Speaking on condition of anonymity, a Pakistani intelligence official said recruiters are often Shiite clerics with ties to Iran. Some of them studied in seminaries in Iran’s Qom and Mashhad cities.

According to Toumaj, the fighters sign up for many reasons. Some go to Syria to protect the holy sites of Shiite Muslims. “Afghans are going to Syria to protect the holy places against attacks by Daesh,” he said. “Daesh is the enemy of Shias.”

Others are recruited from among the more than one million Afghan refugees still living in Iran, it’s the promise of permanent residence in Iran.

Shiites in Pakistan’s Parachinar are outraged at the attacks by Sunni militants, and this drives them to sign up for battle in Syria. A member of Afghanistan’s Shiite clerics’ council, Mir Hussain Naseri, said Shiites are obligated to protect religious shrines in both Iraq and Syria.

According to The Associated Press, Chief of Pakistan’s Counterterrorism Authority, Ehsan Ghani, said his organization is sifting through hundreds of documents, including immigration files, to put a figure on the numbers of Pakistanis fighting on both sides of the many Middle East conflicts, including Syria. “We know people are going from here to fight but we have to know who is going as a pilgrim (to shrines in Syria and Iraq) and who is going to join the fight,” he said. Ghani explained that Pakistan wants numbers so that policy to deal with them when they return home can be formulated.
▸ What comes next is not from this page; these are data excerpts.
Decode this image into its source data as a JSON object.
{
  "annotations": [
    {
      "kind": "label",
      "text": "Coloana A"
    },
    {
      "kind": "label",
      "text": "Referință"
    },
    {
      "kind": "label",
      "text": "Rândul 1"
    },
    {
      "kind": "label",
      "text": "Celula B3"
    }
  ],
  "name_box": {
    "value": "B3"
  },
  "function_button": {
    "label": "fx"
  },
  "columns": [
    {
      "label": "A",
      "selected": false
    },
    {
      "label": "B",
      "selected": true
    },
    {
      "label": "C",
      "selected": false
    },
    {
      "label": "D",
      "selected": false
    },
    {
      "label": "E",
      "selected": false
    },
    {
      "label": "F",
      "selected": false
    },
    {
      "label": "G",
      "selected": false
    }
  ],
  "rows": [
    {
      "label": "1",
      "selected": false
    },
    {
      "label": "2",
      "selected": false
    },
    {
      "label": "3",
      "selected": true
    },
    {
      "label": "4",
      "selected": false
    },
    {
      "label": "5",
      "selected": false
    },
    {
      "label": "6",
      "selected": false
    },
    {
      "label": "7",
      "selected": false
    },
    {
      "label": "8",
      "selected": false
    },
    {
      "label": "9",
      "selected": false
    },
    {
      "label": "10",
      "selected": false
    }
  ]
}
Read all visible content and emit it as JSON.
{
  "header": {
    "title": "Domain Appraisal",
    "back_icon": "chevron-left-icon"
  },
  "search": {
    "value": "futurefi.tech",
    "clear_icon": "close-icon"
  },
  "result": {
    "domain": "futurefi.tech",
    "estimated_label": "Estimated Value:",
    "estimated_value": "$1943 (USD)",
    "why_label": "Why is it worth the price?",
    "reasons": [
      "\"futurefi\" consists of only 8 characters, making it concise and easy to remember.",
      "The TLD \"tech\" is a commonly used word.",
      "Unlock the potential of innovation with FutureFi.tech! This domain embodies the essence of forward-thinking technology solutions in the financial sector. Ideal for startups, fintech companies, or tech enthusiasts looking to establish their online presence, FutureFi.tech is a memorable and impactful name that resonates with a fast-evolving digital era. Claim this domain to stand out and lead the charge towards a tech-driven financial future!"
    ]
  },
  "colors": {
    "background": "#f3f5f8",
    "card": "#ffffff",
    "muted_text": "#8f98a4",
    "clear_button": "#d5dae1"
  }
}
A senior policy analyst at the U.S.-based RAND Corporation, Nadir Ali, said Afghan and Pakistani recruits also provide Iran with future armies that Tehran can employ to protect its presence in the region. Ali says, “Once the Syrian civil war dies down Iran is going to have thousands, if not tens of thousands of militia, under its control to use in other conflicts. There is a potential of Iran getting more involved in Afghanistan using militia because Iran is going to be really concerned about security on its border and it would make sense to use a proxy force.”